Some people claim you’ll just know when it happens. There will be no doubt in your mind.
But many people leave relationships and realize they weren’t actually in love. They simply mistook a different feeling for what they think love must feel like.
So while there is no way to really describe love — no indicator for when you’re in it — there is room to talk about instances you might mistake for love.
And those will be key to avoiding a lot of hurt emotions and complacency.
When your own life is unstable, you crave stability elsewhere. If you begin to date someone that has their life running somewhat smoothly, chances are you’ll feel a connection to them.
And while dating someone stable is healthy, it’s not love. If you’re not aware of this occurrence, you could easily slip into complacency with someone that doesn’t truly interest you. Hello, one reason for divorce.
I dated an emotionally abusive guy. He’d have my crying on our bathroom floor and cuddling in bed, lovingly doting on each other, all in one day. This happened often.
A rollercoaster evokes strong feelings. When you think things are going good, you’re all the sudden hit with a huge drop that’s terrifying and thrilling all at once.
Going from one emotional peak to the next is often mistaken for passion. But love isn’t tear-soaked pillows and kisses on the forehead every day; it’s compassion and care for one another.
Our society places a great deal on sex: it’s in our advertising; it’s heightened in TV shows.
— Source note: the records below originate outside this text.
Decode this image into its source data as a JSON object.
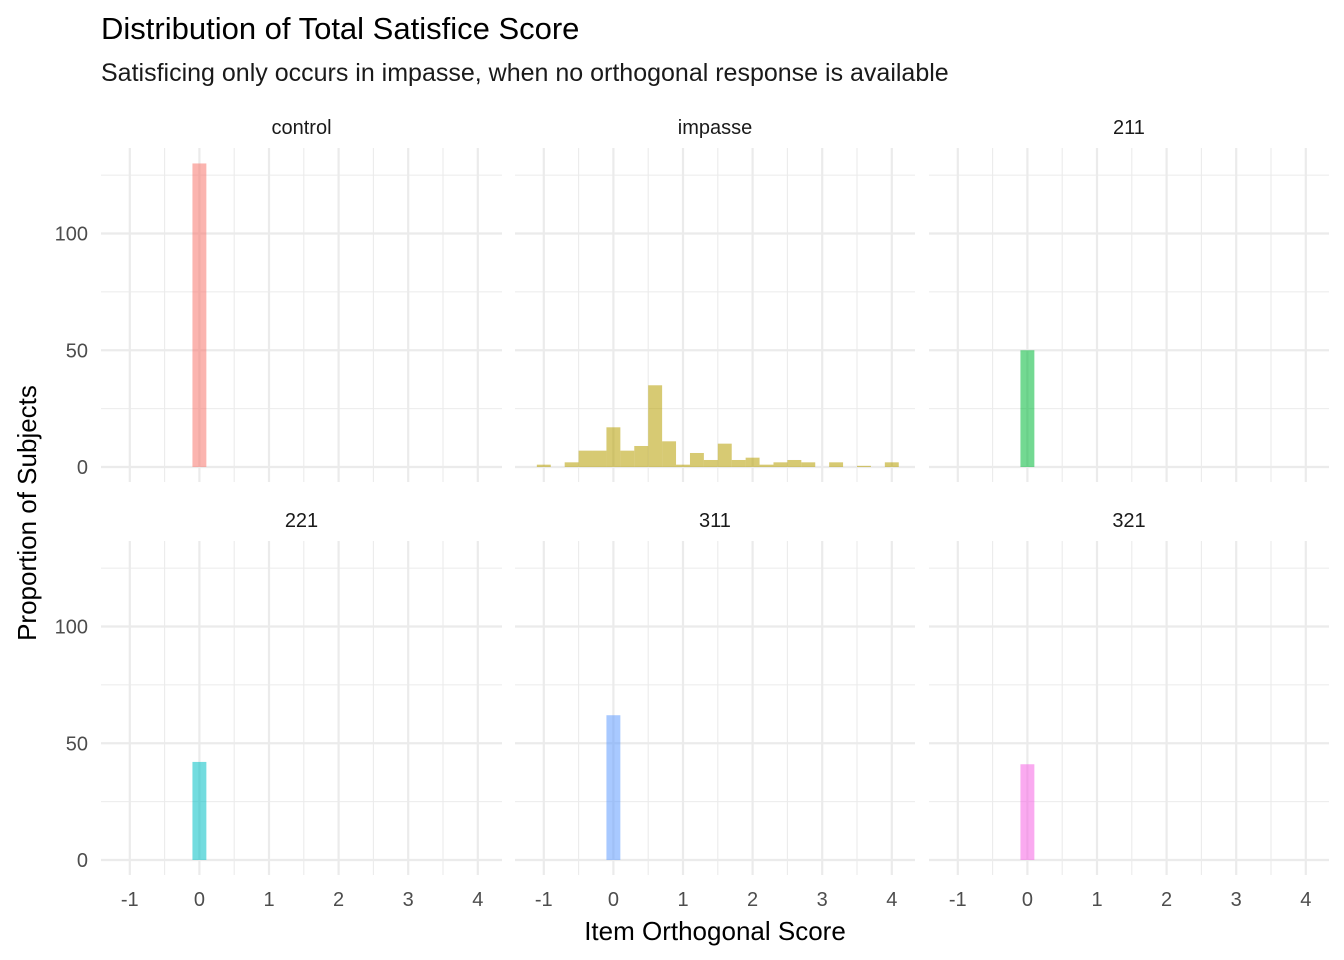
{
  "chart_data": {
    "type": "bar",
    "title": "Distribution of Total Satisfice Score",
    "subtitle": "Satisficing only occurs in impasse, when no orthogonal response is available",
    "xlabel": "Item Orthogonal Score",
    "ylabel": "Proportion of Subjects",
    "xlim": [
      -1.15,
      4.3
    ],
    "ylim": [
      0,
      135
    ],
    "x_ticks": [
      "-1",
      "0",
      "1",
      "2",
      "3",
      "4"
    ],
    "y_ticks": [
      "0",
      "50",
      "100"
    ],
    "grid": true,
    "legend": "none",
    "bin_width": 0.2,
    "panels": [
      {
        "name": "control",
        "color": "#F8766D",
        "bins": [
          {
            "x": 0,
            "y": 130
          }
        ]
      },
      {
        "name": "impasse",
        "color": "#B79F00",
        "bins": [
          {
            "x": -1.0,
            "y": 1
          },
          {
            "x": -0.6,
            "y": 2
          },
          {
            "x": -0.4,
            "y": 7
          },
          {
            "x": -0.2,
            "y": 7
          },
          {
            "x": 0.0,
            "y": 17
          },
          {
            "x": 0.2,
            "y": 7
          },
          {
            "x": 0.4,
            "y": 9
          },
          {
            "x": 0.6,
            "y": 35
          },
          {
            "x": 0.8,
            "y": 11
          },
          {
            "x": 1.0,
            "y": 1
          },
          {
            "x": 1.2,
            "y": 6
          },
          {
            "x": 1.4,
            "y": 3
          },
          {
            "x": 1.6,
            "y": 10
          },
          {
            "x": 1.8,
            "y": 3
          },
          {
            "x": 2.0,
            "y": 4
          },
          {
            "x": 2.2,
            "y": 1
          },
          {
            "x": 2.4,
            "y": 2
          },
          {
            "x": 2.6,
            "y": 3
          },
          {
            "x": 2.8,
            "y": 2
          },
          {
            "x": 3.2,
            "y": 2
          },
          {
            "x": 3.6,
            "y": 0.5
          },
          {
            "x": 4.0,
            "y": 2
          }
        ]
      },
      {
        "name": "211",
        "color": "#00BA38",
        "bins": [
          {
            "x": 0,
            "y": 50
          }
        ]
      },
      {
        "name": "221",
        "color": "#00BFC4",
        "bins": [
          {
            "x": 0,
            "y": 42
          }
        ]
      },
      {
        "name": "311",
        "color": "#619CFF",
        "bins": [
          {
            "x": 0,
            "y": 62
          }
        ]
      },
      {
        "name": "321",
        "color": "#F564E3",
        "bins": [
          {
            "x": 0,
            "y": 41
          }
        ]
      }
    ]
  }
}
Sex is everywhere.
We’re taught to believe the most profound emotional connection we can have with someone is when we’re naked, in bed, and getting it on.
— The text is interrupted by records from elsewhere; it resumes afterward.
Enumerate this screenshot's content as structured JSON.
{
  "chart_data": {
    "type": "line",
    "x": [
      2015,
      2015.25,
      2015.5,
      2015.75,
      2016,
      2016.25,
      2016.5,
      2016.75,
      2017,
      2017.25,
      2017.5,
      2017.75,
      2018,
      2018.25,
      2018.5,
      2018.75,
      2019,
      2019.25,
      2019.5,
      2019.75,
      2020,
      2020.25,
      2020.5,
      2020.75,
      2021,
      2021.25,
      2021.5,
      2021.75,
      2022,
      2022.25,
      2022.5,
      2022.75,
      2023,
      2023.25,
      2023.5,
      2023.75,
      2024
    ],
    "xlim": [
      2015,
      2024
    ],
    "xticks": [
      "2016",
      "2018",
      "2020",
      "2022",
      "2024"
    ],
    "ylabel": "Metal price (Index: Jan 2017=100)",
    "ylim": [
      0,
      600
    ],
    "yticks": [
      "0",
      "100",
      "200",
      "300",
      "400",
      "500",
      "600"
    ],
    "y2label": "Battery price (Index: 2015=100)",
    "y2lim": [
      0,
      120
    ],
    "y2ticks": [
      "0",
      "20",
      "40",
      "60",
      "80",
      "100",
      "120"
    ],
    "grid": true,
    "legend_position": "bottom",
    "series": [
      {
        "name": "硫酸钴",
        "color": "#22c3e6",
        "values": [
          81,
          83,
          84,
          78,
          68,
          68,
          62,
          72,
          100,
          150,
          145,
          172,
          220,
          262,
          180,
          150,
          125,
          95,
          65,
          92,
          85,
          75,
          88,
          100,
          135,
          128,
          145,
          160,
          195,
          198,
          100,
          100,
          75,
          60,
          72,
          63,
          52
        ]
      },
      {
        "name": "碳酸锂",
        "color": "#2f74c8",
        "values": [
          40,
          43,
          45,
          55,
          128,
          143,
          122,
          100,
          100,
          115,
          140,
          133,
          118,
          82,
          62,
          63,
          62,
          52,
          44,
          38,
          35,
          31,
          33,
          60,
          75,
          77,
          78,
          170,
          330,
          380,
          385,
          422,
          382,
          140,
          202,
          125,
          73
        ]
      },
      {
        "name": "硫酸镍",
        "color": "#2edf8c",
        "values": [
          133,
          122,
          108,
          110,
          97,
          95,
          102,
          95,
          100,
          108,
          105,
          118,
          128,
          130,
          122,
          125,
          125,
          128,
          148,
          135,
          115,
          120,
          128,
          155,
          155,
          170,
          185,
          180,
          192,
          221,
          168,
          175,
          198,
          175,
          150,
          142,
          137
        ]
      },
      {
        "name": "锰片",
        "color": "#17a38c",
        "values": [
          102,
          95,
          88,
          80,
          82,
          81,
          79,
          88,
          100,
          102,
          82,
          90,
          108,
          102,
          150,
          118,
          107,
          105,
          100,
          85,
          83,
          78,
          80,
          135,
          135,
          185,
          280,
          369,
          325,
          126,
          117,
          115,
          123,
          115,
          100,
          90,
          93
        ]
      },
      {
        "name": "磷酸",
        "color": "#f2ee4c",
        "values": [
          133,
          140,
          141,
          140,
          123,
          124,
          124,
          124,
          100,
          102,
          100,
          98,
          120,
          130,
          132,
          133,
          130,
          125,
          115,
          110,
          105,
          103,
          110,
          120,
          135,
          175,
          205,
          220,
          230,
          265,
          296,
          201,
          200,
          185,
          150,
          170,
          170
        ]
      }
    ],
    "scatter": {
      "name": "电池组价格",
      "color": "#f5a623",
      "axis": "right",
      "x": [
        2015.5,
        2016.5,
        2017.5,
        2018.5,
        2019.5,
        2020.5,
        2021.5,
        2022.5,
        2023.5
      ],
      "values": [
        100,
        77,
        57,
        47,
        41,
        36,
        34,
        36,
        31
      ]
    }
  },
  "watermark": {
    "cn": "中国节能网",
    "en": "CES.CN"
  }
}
But this is only one aspect to a relationship. And, in my honest opinion, a tiny element of a healthy relationship.
If you’re having great sex, that’s amazing. Kudos to you both. But remember that your relationship occurs mostly outside your bed (or at least it should). If the rest of your relationship is lackluster, then chances are you’re not in love.
Someone Being Nice To You
Guilty, party of one! I’ve dated several guys from my circle of friends. They were kind to me. At times when I was most insecure or going through a breakup, they were there to listen.
When you’ve dated a lot of horrible guys, it can quickly feel like you’re in love when someone finally treats you in a decent way. But this is not love, and you must be careful not to use this person as your emotional support dog.
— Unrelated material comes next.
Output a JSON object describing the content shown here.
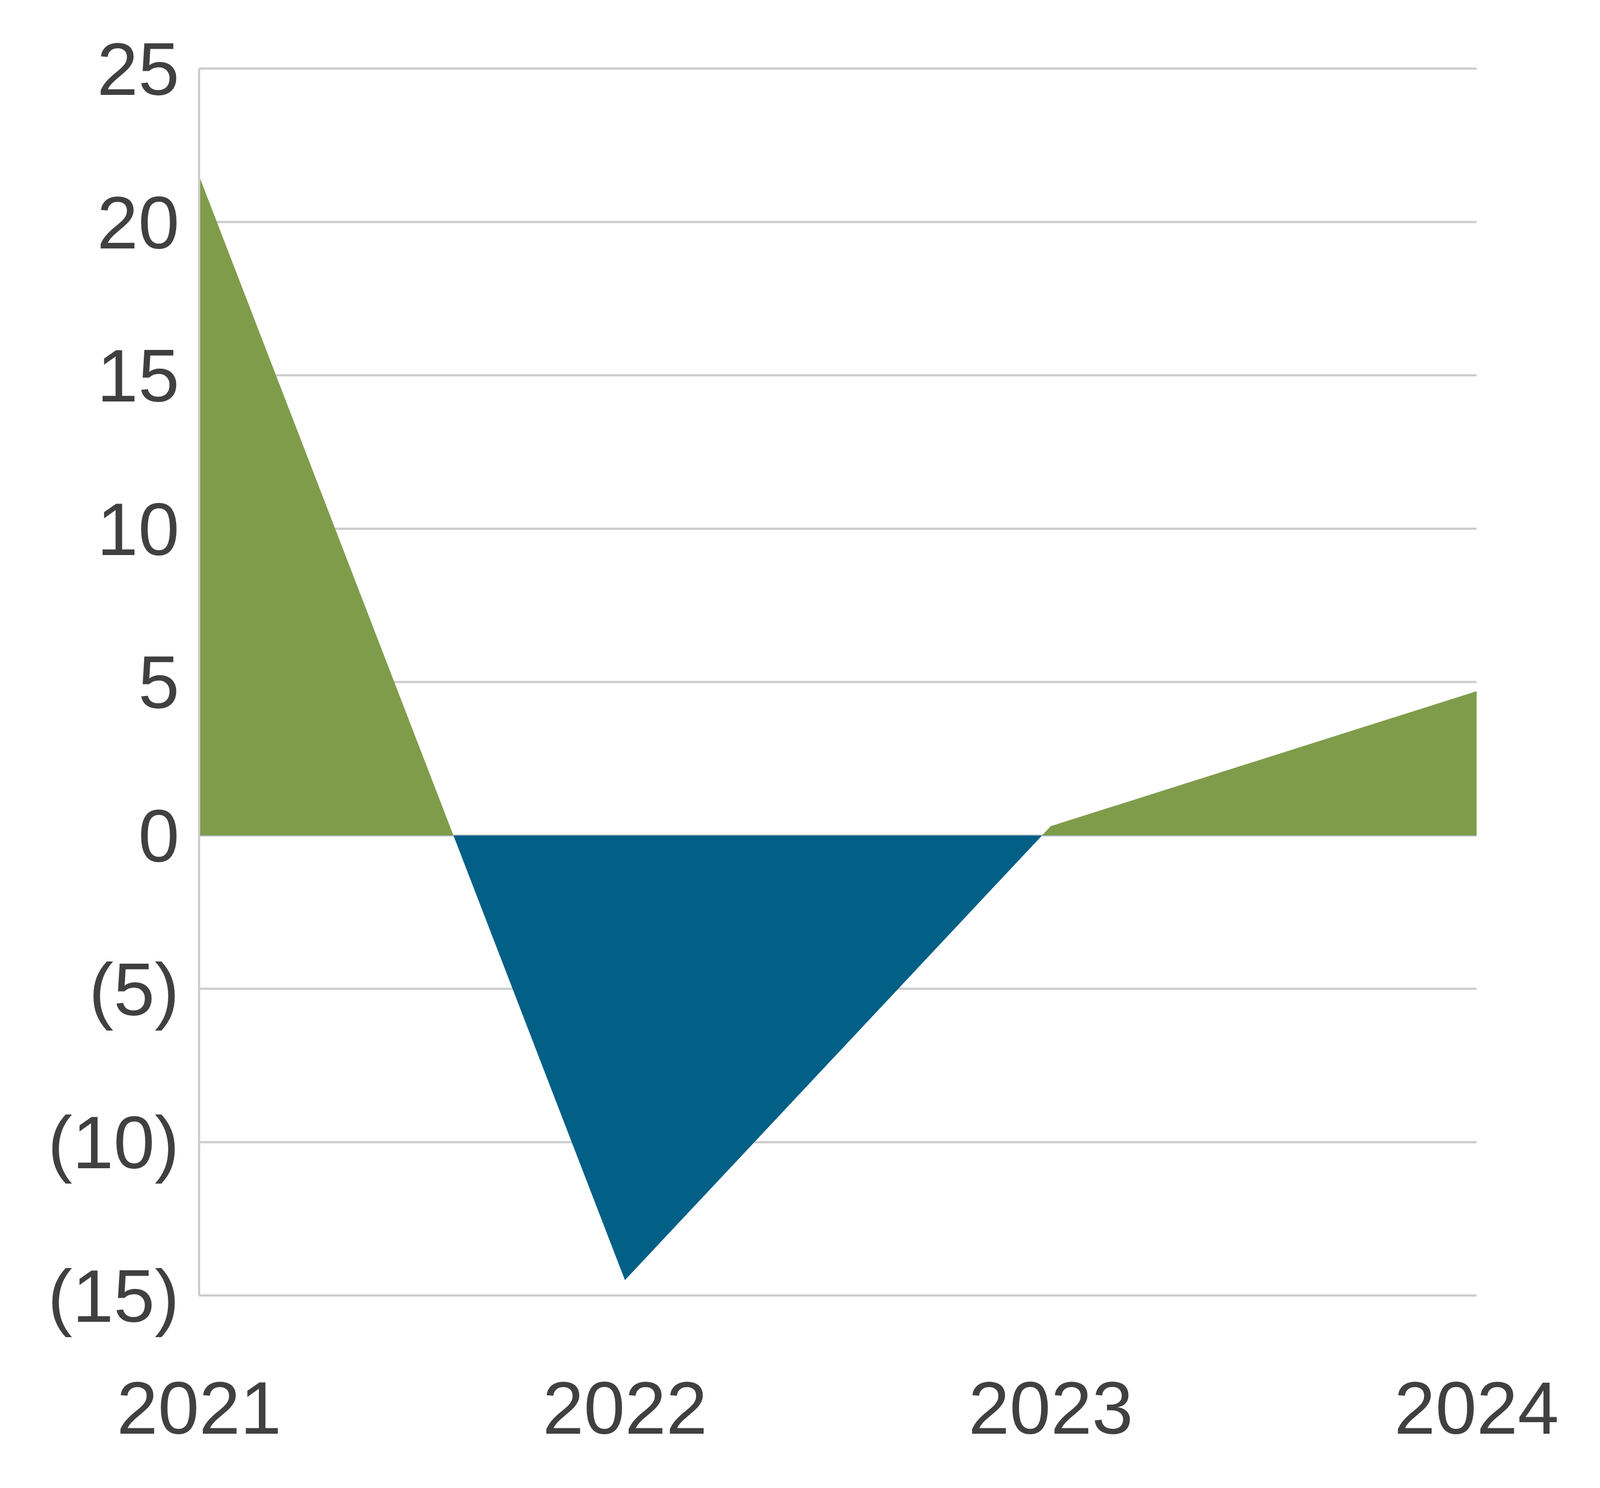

Getting wildly upset over your partner talking to someone of the opposite sex isn’t love. Nor is it very healthy.
It’s a sign of insecurities; either with yourself or with your partner. Try addressing why it is that you feel the way you do. Is it because you believe you’re not good enough for your partner? Or do you not trust your partner?
A Self-Made Illusion
Putting your partner on a pedestal is a real thing. It’s like when we were in high school and wanted so badly to date the quarterback. But in reality, he was pretty douchey and had the emotional depth of a teaspoon.
But he was good-looking, and on the football team, so we put him on a pedestal.
Idealizing your partner is making them into an illusion. Because no one is perfect; everyone will falter. You’re not lucky to be with your partner, and that ill-founded idea of “luck” doesn’t equate to love.
Sometimes, we feel an intense connection with another person. But that doesn’t mean it’s love.
I have a lot of guy friends. As a heterosexual girl, this is a slippery slope. Guys tend to try to take things to a romantic level. And sometimes, I do too.
As a hopeful romantic, I want to give everyone a chance. But this tends to be my fault. I mistake a deep connection for someone as love rather than what it is: a friendship.
If you feel a deep connection for someone, but the lack of sexual desire is apparent, then you too could be mistaking love for friendship.
Love is a mystery but a beautiful one to experience. When found, like any relationship, it requires care and intentional work to keep it flourishing.
Just be sure that what you have is love, first.